Inflation in the United States followed a pattern similar to the euro zone between the end of 2009 and the end of 2010. After observing a few months of declining inflation readings, the Federal Reserve started to act. Firstly, in August 2010, the Federal Open Market Committee (FOMC) announced the reinvestment of principal payments from agency debt and mortgage-backed securities purchased during the first round of Large Scale Asset Purchases (LSAP). Secondly, in September of the same year, the FOMC statement introduced the first instance of post-crisis forward guidance language (“economic conditions are likely to warrant exceptionally low levels for the federal funds rate for an extended period.”). Thirdly, in November, the Committee announced the second LSAP program for $600 billion. While other factors may have played an important role, both headline and core inflation measures did bottom out between November and December 2010 and reverted back close to the 2% target within the next six months.

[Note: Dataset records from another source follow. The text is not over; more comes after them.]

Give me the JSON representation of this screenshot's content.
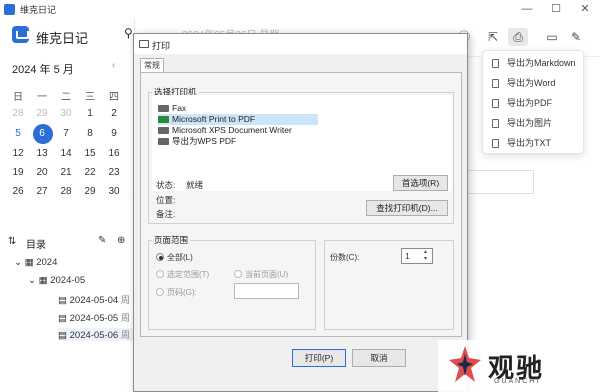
{
  "window": {
    "title": "维克日记",
    "minimize": "—",
    "maximize": "☐",
    "close": "✕"
  },
  "sidebar": {
    "app_name": "维克日记",
    "month": "2024 年 5 月",
    "weekdays": [
      "日",
      "一",
      "二",
      "三",
      "四",
      "五"
    ],
    "calendar": [
      [
        "28",
        "29",
        "30",
        "1",
        "2",
        "3"
      ],
      [
        "5",
        "6",
        "7",
        "8",
        "9",
        "10"
      ],
      [
        "12",
        "13",
        "14",
        "15",
        "16",
        "17"
      ],
      [
        "19",
        "20",
        "21",
        "22",
        "23",
        "24"
      ],
      [
        "26",
        "27",
        "28",
        "29",
        "30",
        "31"
      ]
    ],
    "selected_day": "6",
    "dir_label": "目录",
    "tree": {
      "year": "2024",
      "month": "2024-05",
      "files": [
        "2024-05-04",
        "2024-05-05",
        "2024-05-06"
      ],
      "file_tag": "周"
    }
  },
  "main": {
    "date_header": "2024年05月06日 星期"
  },
  "export_menu": {
    "items": [
      "导出为Markdown",
      "导出为Word",
      "导出为PDF",
      "导出为图片",
      "导出为TXT"
    ]
  },
  "dialog": {
    "title": "打印",
    "tab": "常规",
    "select_printer_label": "选择打印机",
    "printers": [
      "Fax",
      "Microsoft Print to PDF",
      "Microsoft XPS Document Writer",
      "导出为WPS PDF"
    ],
    "selected_printer": "Microsoft Print to PDF",
    "status_label": "状态:",
    "status_value": "就绪",
    "location_label": "位置:",
    "comment_label": "备注:",
    "preferences_button": "首选项(R)",
    "find_printer_button": "查找打印机(D)...",
    "page_range_label": "页面范围",
    "range_all": "全部(L)",
    "range_selection": "选定范围(T)",
    "range_current": "当前页面(U)",
    "range_pages": "页码(G):",
    "copies_label": "份数(C):",
    "copies_value": "1",
    "print_button": "打印(P)",
    "cancel_button": "取消"
  },
  "watermark": {
    "text": "观驰",
    "sub": "GUANCHI"
  },
  "colors": {
    "accent": "#2b6fd6",
    "selected_row": "#cce4fa"
  }
}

So, may be the time ripe for the ECB to follow in the Fed’s footsteps and become more aggressive against low inflation. but the ECB is unlikely to embark in quantitative easing, due to the Bundesbank’s concern about blurring the line between monetary and fiscal policy. The ECB is paralysed by internal dissension that prevents it from increasing liquidity in the system, the only sure way to prevent deflation.

At the moment, the risk of deflation for the euro zone is real. America lived through a similar experience in the recent past. The Federal Reserve ramped up its response, with a number of unconventional policy actions. Perhaps, now is the time that Europe moves one step beyond what America has done and experiments with more aggressive policy actions.

The above has been compiled  from an on going debate on Deflation in the euro zone in the Economist.